Naga Identities:
Changing local cultures in the Northeast of India
by Michael Oppitz, et al
Snoeck, 2008
In 1939, an exhibition at the Museum für Völkerkunde in Vienna showcased the Austrian anthropologist Christoph von Fürer-Haimendorf's collection of "bizarre", "exotic" Naga cultural artefacts. It was by all accounts a great hit. Seven decades later, a series of exhibitions across Europe is under way again to showcase Naga artefacts for the general public. The exhibition is also accompanied by a new book, Naga Identities, edited by the German anthropologist Michael Oppitz.
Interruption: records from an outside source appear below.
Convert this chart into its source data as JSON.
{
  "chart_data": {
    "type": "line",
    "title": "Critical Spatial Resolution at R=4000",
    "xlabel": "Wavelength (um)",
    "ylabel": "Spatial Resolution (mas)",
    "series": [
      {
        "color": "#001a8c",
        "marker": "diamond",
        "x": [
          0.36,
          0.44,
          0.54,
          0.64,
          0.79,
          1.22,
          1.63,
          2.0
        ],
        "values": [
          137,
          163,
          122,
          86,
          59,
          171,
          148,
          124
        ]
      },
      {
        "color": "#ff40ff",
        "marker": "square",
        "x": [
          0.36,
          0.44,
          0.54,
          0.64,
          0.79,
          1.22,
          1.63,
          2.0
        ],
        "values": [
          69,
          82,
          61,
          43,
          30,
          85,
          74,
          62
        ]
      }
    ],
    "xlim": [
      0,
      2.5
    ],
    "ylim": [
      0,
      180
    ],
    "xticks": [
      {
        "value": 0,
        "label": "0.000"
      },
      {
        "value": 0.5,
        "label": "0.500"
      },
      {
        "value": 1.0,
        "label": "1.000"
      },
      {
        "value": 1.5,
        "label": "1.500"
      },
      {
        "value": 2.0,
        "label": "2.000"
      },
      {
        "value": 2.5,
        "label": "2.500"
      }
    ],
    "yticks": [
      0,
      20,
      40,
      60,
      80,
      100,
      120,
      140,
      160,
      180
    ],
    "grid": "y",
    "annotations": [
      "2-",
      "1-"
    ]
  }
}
Both undertakings offer important new opportunities by which to gauge the continued European fascination with the Naga, who for the past century have been one of the more 'exoticised' of Southasia's communities.
Some of the most aesthetic and fascinating – and little known – of Naga artefacts are assembled in Switzerland, Germany and Austria, primarily collected by the anthropologists Adolf Bastian, Lucian Scherman, and Hans-Eberhard Kauffman during the late 19th and early 20th centuries. The exhibitions are displaying these collections in several European cities, as part of a three-year project titled "Material Culture, Oral Traditions and Identity Among the Nagas", organised by the Ethnographic Museum of Zurich University. The exhibitions are divided into three parts: Ancient Times, which is reconstructed through beads and costumes; Historical Transition, a collage of black-and-white photographs; and Local Modernity, which includes slide shows and films. According to news reports, the Naga exhibition has been, again, a "big hit".
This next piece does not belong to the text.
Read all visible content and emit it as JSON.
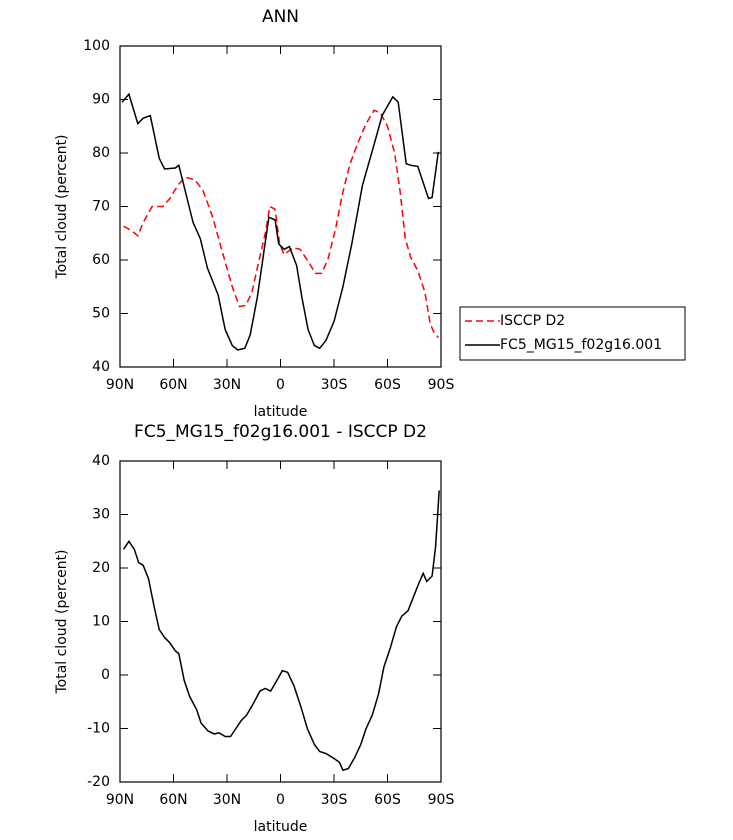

Why this longstanding fascination on the part of Europeans for the Naga? It all began with a massive oversimplification. During the 19th century, theories of humankind's evolution induced colonial anthropologists to study human evolution in terms of a spectrum that ran from primitive society to highly developed culture. In accordance with this mindset, colonial anthropology did much to satiate the hunger of the European intelligentsia, while colonial expansion provided the opportunity for European writers to portray themselves as heroes in adventures to unknown lands and encounters with 'wild' peoples. Inevitably, such accounts captivated readers in Europe.